Facebook to launch Libra cryptocurrency
19 Jun 2019
Facebook has moved into the crypto currency market with plans to launch Libra, a new global currency powered by blockchain technology, which will be available as a payment method on WhatsApp and Messenger
19 Jun 2019
The social media giant has set up a financial services subsidiary, Calibra, to provide financial services that will let people access and participate in the Libra network.
The first launch will be a digital wallet for a new cryptocurrency, Libra, which will be available in Messenger, WhatsApp and as a standalone app and is set to launch in 2020.
The cryptocurrency will have a global reach and with the backing of Facebook, it is likely to bring crypto into the mainstream.
As the company’s first move into the financial services sector, Facebook said that ‘for many people around the world, even basic financial services are still out of reach: almost half of the adults in the world don’t have an active bank account and those numbers are worse in developing countries and even worse for women.

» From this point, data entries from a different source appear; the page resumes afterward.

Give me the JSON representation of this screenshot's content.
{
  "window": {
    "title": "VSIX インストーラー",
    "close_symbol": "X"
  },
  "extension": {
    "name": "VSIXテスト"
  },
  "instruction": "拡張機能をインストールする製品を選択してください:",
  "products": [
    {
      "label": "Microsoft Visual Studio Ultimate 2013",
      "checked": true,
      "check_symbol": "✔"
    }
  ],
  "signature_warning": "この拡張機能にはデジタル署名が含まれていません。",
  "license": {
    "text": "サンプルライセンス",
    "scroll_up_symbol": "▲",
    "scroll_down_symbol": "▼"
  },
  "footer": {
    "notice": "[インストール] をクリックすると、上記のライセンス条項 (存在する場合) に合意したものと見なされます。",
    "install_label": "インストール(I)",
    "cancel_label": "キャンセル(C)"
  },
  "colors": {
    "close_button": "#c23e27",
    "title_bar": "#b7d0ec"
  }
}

The cost of that exclusion is high — approximately 70% of small businesses in developing countries lack access to credit and $25bn (£21bn) is lost by migrants every year through remittance fees’.
From the beginning, Calibra will let users send Libra to almost anyone with a smartphone, as instantly as a text message and at low to no cost.
‘When it launches, Calibra will have strong protections in place to keep your money and your information safe. We’ll be using all the same verification and anti-fraud processes that banks and credit cards use, and we’ll have automated systems that will proactively monitor activity to detect and prevent fraudulent behaviour,’ Facebook said in a statement.
‘We’re still early in the process of developing Calibra. Along the way we’ll be consulting with a wide range of experts to make sure we can deliver a product that is safe, private and easy to use for everyone.’
The entry of a major player like Facebook with mainstream global reach will put pressure on governments and tax authorities to consider more structured rules and tax policy on the use of crypto assets versus fiat currency.
Giles Hawkins, partner in the corporate team at law firm Ashfords said: ‘Libra is very much at the beginning of its journey and will have to overcome intense political and regulatory scrutiny before it becomes mainstream. Yesterday’s immediate political opposition is just the tip of the iceberg of the hurdles that Libra will have to get through before it goes live.
‘The French finance minister is already saying that Libra cannot (and must not) become a replacement for traditional currencies. The regulators will be very concerned about Facebook’s track record on privacy, as well as issues like money laundering and terrorism finance.
‘It is too early to tell whether cryptocurrency will become a viable alternative to fiat currency. That said a number of parallels can be drawn between internet adoption in the late 1990s and the cryptocurrency industry now. Libra could well have the same impact on cryptocurrency as Internet Explorer and AOL had to the internet.’
So far, progress on establishing a robust global regulatory environment for cryptocurrency has been slow and fragmented.
The latest Financial Stability Board (FSB) report into progress on the regulatory approach to crypto assets warned that ‘assessing the significance of potential gaps is challenging, given the rapidly evolving nature of the crypto-asset ecosystem and related risks. A forward-looking approach to monitoring crypto assets could help provide a basis for identifying potential gaps and areas that should be prioritised or focused on’.
The FSB expressed concerns that gaps may arise in cases where such assets are outside the perimeter of market regulators and payment system oversight. To some extent, this reflects the nature of crypto assets, which have been designed to function outside established regulatory frameworks.
‘At the national level, authorities have chosen different approaches and taken various types of actions to address relevant issues,’ the FSB said. ‘In some cases, differences in regulation between jurisdictions reflect different national market developments and differences in underlying legal and regulatory frameworks for the respective financial systems.’